Is writing fiction like solving a crossword puzzle?

That’s the thesis of this New York Times op-ed — the last, we are told, in its “Drafts” series about the craft of writing.  Not a great ending for the series. It’s not that there aren’t parallels between the two activities.  It’s that the parallels are trivial.  Sometimes it’s hard to get started solving a crossword puzzle.  Hey, same for novels!

The equivalent blank period in novel writing can, unfortunately, last months or even years, but the principles at work are just the same. There will be stretches in which the only characters you’re able to summon arrive faceless or, worse, voiceless. There will be whole seasons in which every plot idea you come up with collapses the moment it appears on your screen. These are the times when you’d start Googling law school application deadlines if it weren’t for the memory of that Saturday puzzle: Even a granite wall, studied with sufficient patience, reveals its cracks.

Well, okay.  The principle at work is: both activities can be hard, especially when you’re getting started.  This is news?  What the author doesn’t discuss is the crucial difference between puzzles and novels: puzzles, by definition, have a single correct solution.  Novels?  Not so much.  And that’s why novels are a bit harder than the Saturday Times puzzle.

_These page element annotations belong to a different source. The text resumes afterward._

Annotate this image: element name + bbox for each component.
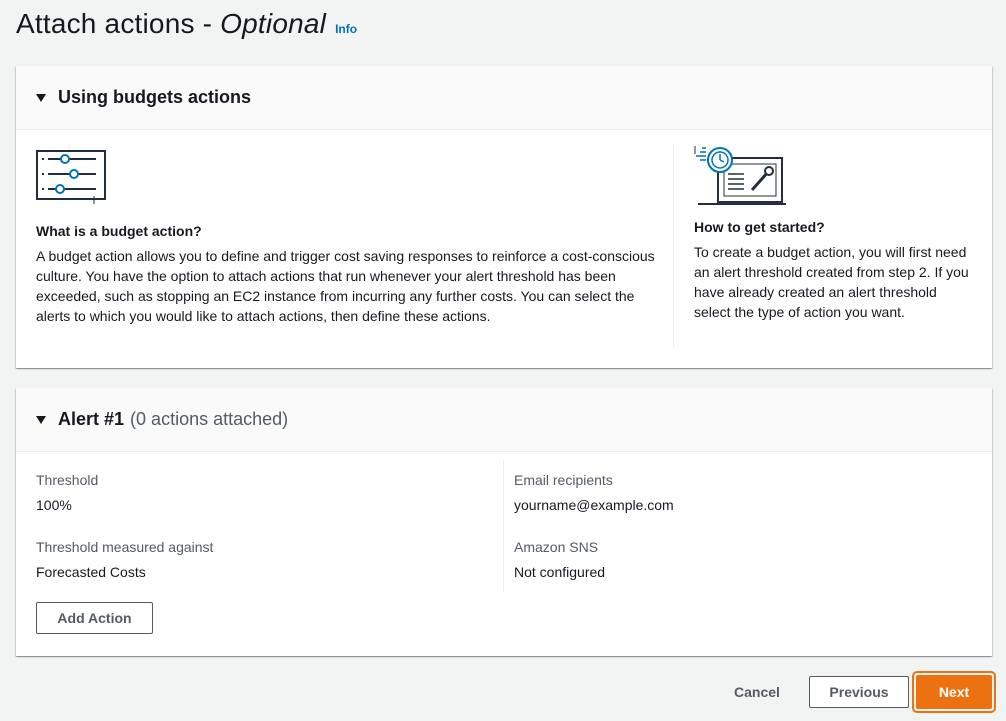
threshold-label: Threshold	[36, 472, 99, 488]
threshold-value: 100%	[36, 497, 72, 513]
get-started-text: To create a budget action, you will firs…	[694, 244, 969, 320]
email-value: yourname@example.com	[514, 497, 674, 513]
previous-button[interactable]: Previous	[809, 676, 909, 708]
cancel-button[interactable]: Cancel	[722, 676, 792, 708]
what-is-heading: What is a budget action?	[36, 223, 202, 239]
sliders-icon	[36, 150, 106, 204]
measured-value: Forecasted Costs	[36, 564, 146, 580]
email-label: Email recipients	[514, 472, 613, 488]
column-divider	[673, 144, 674, 348]
what-is-text: A budget action allows you to define and…	[36, 248, 655, 324]
alert-subtitle: (0 actions attached)	[130, 409, 289, 429]
page-title-main: Attach actions -	[16, 8, 221, 39]
get-started-column: How to get started? To create a budget a…	[694, 144, 974, 322]
alert-title: Alert #1	[58, 409, 125, 429]
caret-down-icon	[36, 93, 46, 102]
add-action-button[interactable]: Add Action	[36, 602, 153, 634]
budgets-actions-body: What is a budget action? A budget action…	[16, 130, 992, 368]
page-title-optional: Optional	[220, 8, 327, 39]
budgets-actions-panel: Using budgets actions What is a budget a…	[16, 66, 992, 368]
sns-value: Not configured	[514, 564, 606, 580]
email-field: Email recipients yourname@example.com	[514, 472, 674, 513]
sns-field: Amazon SNS Not configured	[514, 539, 605, 580]
page-title: Attach actions - Optional	[16, 8, 326, 40]
get-started-heading: How to get started?	[694, 219, 825, 235]
budgets-actions-header[interactable]: Using budgets actions	[16, 66, 992, 130]
what-is-column: What is a budget action? A budget action…	[36, 150, 656, 326]
threshold-field: Threshold 100%	[36, 472, 98, 513]
alert-body: Threshold 100% Threshold measured agains…	[16, 452, 992, 656]
alert-panel: Alert #1 (0 actions attached) Threshold …	[16, 388, 992, 656]
alert-header[interactable]: Alert #1 (0 actions attached)	[16, 388, 992, 452]
alert-column-divider	[503, 460, 504, 592]
sns-label: Amazon SNS	[514, 539, 599, 555]
next-button[interactable]: Next	[916, 675, 992, 709]
budgets-actions-title: Using budgets actions	[58, 87, 252, 107]
caret-down-icon	[36, 415, 46, 424]
measured-field: Threshold measured against Forecasted Co…	[36, 539, 213, 580]
page-header: Attach actions - Optional Info	[16, 8, 357, 40]
laptop-wrench-icon	[694, 146, 786, 205]
measured-label: Threshold measured against	[36, 539, 214, 555]
info-link[interactable]: Info	[335, 22, 357, 36]
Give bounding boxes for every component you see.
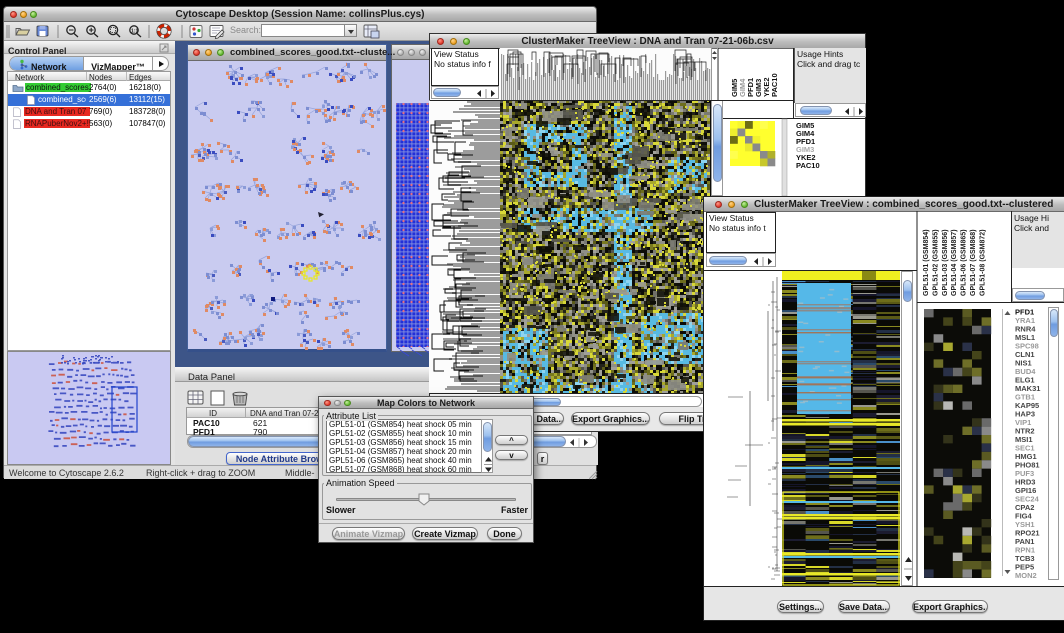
svg-text:GPL51-03 (GSM856): GPL51-03 (GSM856) bbox=[942, 229, 949, 296]
svg-text:GPL51-02 (GSM855): GPL51-02 (GSM855) bbox=[932, 229, 939, 296]
svg-text:GPL51-06 (GSM865): GPL51-06 (GSM865) bbox=[961, 229, 968, 296]
svg-text:GPL51-07 (GSM868): GPL51-07 (GSM868) bbox=[970, 229, 977, 296]
svg-text:GPL51-08 (GSM872): GPL51-08 (GSM872) bbox=[979, 229, 986, 296]
svg-text:GPL51-01 (GSM854): GPL51-01 (GSM854) bbox=[923, 229, 930, 296]
svg-text:MON2: MON2 bbox=[1015, 571, 1037, 580]
svg-text:GPL51-04 (GSM857): GPL51-04 (GSM857) bbox=[951, 229, 958, 296]
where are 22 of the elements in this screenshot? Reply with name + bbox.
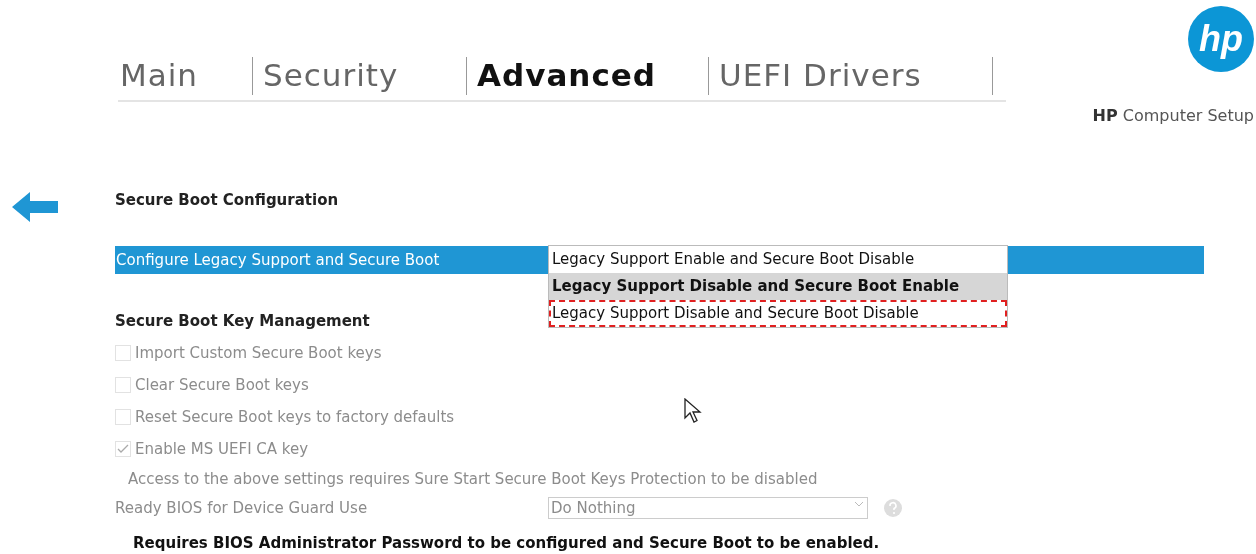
- checkbox-label: Clear Secure Boot keys: [135, 376, 309, 394]
- dropdown-option[interactable]: Legacy Support Enable and Secure Boot Disable: [549, 246, 1007, 273]
- dropdown-option[interactable]: Legacy Support Disable and Secure Boot Disable: [549, 300, 1007, 327]
- caret-icon: [855, 502, 863, 507]
- section-title: Secure Boot Key Management: [115, 311, 370, 331]
- tab[interactable]: Main: [118, 55, 252, 95]
- hp-logo: hp: [1188, 6, 1254, 72]
- section-title: Secure Boot Configuration: [115, 190, 339, 210]
- app-title: HP Computer Setup: [1092, 106, 1254, 125]
- checkbox-label: Import Custom Secure Boot keys: [135, 344, 382, 362]
- tab[interactable]: UEFI Drivers: [717, 55, 992, 95]
- setting-label: Ready BIOS for Device Guard Use: [115, 499, 369, 517]
- checkbox-label: Reset Secure Boot keys to factory defaults: [135, 408, 455, 426]
- back-arrow-icon[interactable]: [12, 192, 58, 222]
- cursor-icon: [684, 398, 702, 424]
- tab[interactable]: Advanced: [475, 55, 708, 95]
- help-icon[interactable]: [883, 498, 903, 518]
- dropdown-option[interactable]: Legacy Support Disable and Secure Boot Enable: [549, 273, 1007, 300]
- requirement-note: Requires BIOS Administrator Password to be configured and Secure Boot to be enabled.: [133, 534, 880, 552]
- tab[interactable]: Security: [261, 55, 466, 95]
- checkbox-label: Enable MS UEFI CA key: [135, 440, 309, 458]
- info-note: Access to the above settings requires Sure Start Secure Boot Keys Protection to be disabled: [128, 470, 818, 488]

Fairly deep into the second draft of my novel, I have decided to make a fundamental change in a major character’s back story. Was this the correct solution to my narrative problem?  Has the novel gained more than it’s lost?  I have no idea.  And I can’t look in tomorrow’s Times to find out.  Because I’m the only one who can say whether the solution is correct.  And I may never be totally sure.